Les domaines concernés par ces ajustements incluent notamment les consultations chez le chirurgien-dentiste, les transports sanitaires et une catégorie spécifique de médicaments jugés « les moins efficaces ». Selon la ministre, des décrets ont été transmis aux instances de l'Assurance maladie pour consultation, visant à modifier la part de remboursement.
Impact potentiel sur les assurés et les mutuelles
La Mutualité Française, qui regroupe la majorité des mutuelles, anticipe que ces transferts de dépenses se traduiront par une augmentation des coûts pour les assurés sociaux. L'organisation estime le montant de ces transferts entre 1,5 et 1,7 milliard d'euros. Elle a exprimé ses préoccupations, soulignant que ces décisions « entraîneront inévitablement des conséquences pour les assurés sociaux », car ces dépenses devront toujours être financées, soit directement par les Français, soit par une hausse des cotisations des complémentaires santé.

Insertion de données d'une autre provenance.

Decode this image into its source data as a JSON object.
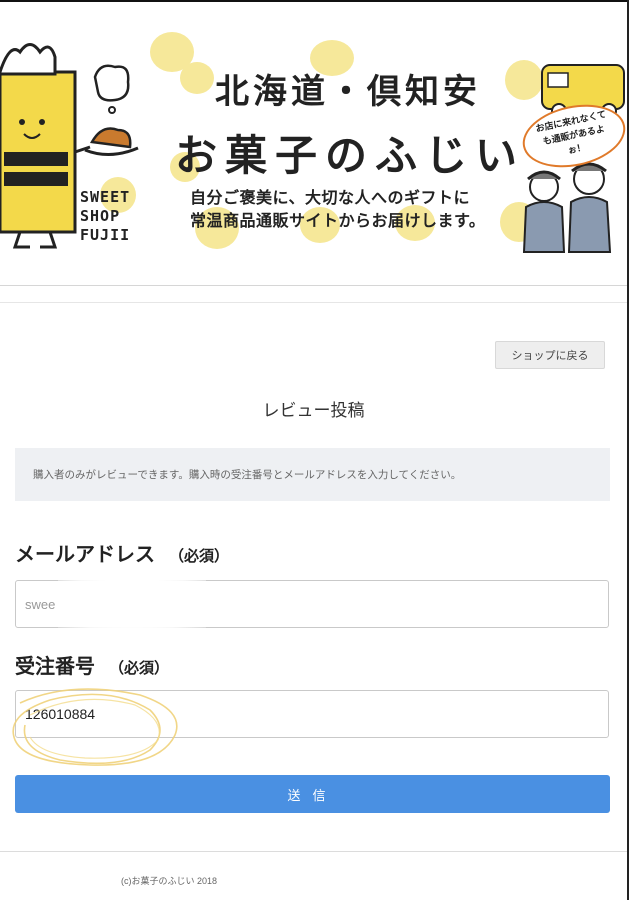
{
  "banner": {
    "heading_line1": "北海道・倶知安",
    "heading_line2": "お菓子のふじい",
    "subtext_line1": "自分ご褒美に、大切な人へのギフトに",
    "subtext_line2": "常温商品通販サイトからお届けします。",
    "brand_lines": [
      "SWEET",
      "SHOP",
      "FUJII"
    ],
    "bubble_text": "お店に来れなくても通販があるよぉ！",
    "accent_color": "#f6e89a"
  },
  "nav": {
    "back_label": "ショップに戻る"
  },
  "page": {
    "title": "レビュー投稿",
    "notice": "購入者のみがレビューできます。購入時の受注番号とメールアドレスを入力してください。"
  },
  "form": {
    "email": {
      "label": "メールアドレス",
      "required": "（必須）",
      "value": "swee"
    },
    "order": {
      "label": "受注番号",
      "required": "（必須）",
      "value": "126010884"
    },
    "submit_label": "送信",
    "submit_color": "#4a90e2"
  },
  "footer": {
    "copyright": "(c)お菓子のふじい 2018"
  }
}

Parallèlement à ces transferts, le gouvernement a également annoncé le doublement du plafond des franchises médicales. Ce plafond, qui s'applique aux boîtes de médicaments, aux actes paramédicaux, aux transports et aux consultations médicales, passera de 100 à 200 euros par an et par personne. Cette mesure est justifiée par la nécessité de dégager des ressources pour « continuer à investir dans notre hôpital », garantir « l'accès aux soins » et développer « les médicaments les plus efficaces ».
Réactions et critiques
Les annonces gouvernementales ont suscité de vives réactions de la part des syndicats et des associations de patients. Dominique Corona, secrétaire général adjoint de l'Unsa, a qualifié la mesure de « scandaleuse », estimant qu'il aurait été « plus sage » d'attendre le budget de la Sécurité sociale à l'automne pour une discussion plus globale, incluant la contribution des entreprises, des industries pharmaceutiques et des professionnels de santé.
Gérard Raymond, président de France Assos Santé, principale fédération de patients, a exprimé son inquiétude quant aux conséquences pour les personnes atteintes de pathologies multiples, souvent âgées. Yvanie Caillé, présidente de l'association Renaloo, a abondé dans ce sens, déclarant que les patients dialysés, par exemple, devront « tous payer plus pour leurs soins », qualifiant cette mesure d'« impôt sur la maladie ».
La Mutualité Française a également indiqué que cette mesure « pèsera avant tout sur les personnes âgées et les patients atteints de pathologies chroniques, sans traiter les causes profondes des difficultés de financement du système de santé ».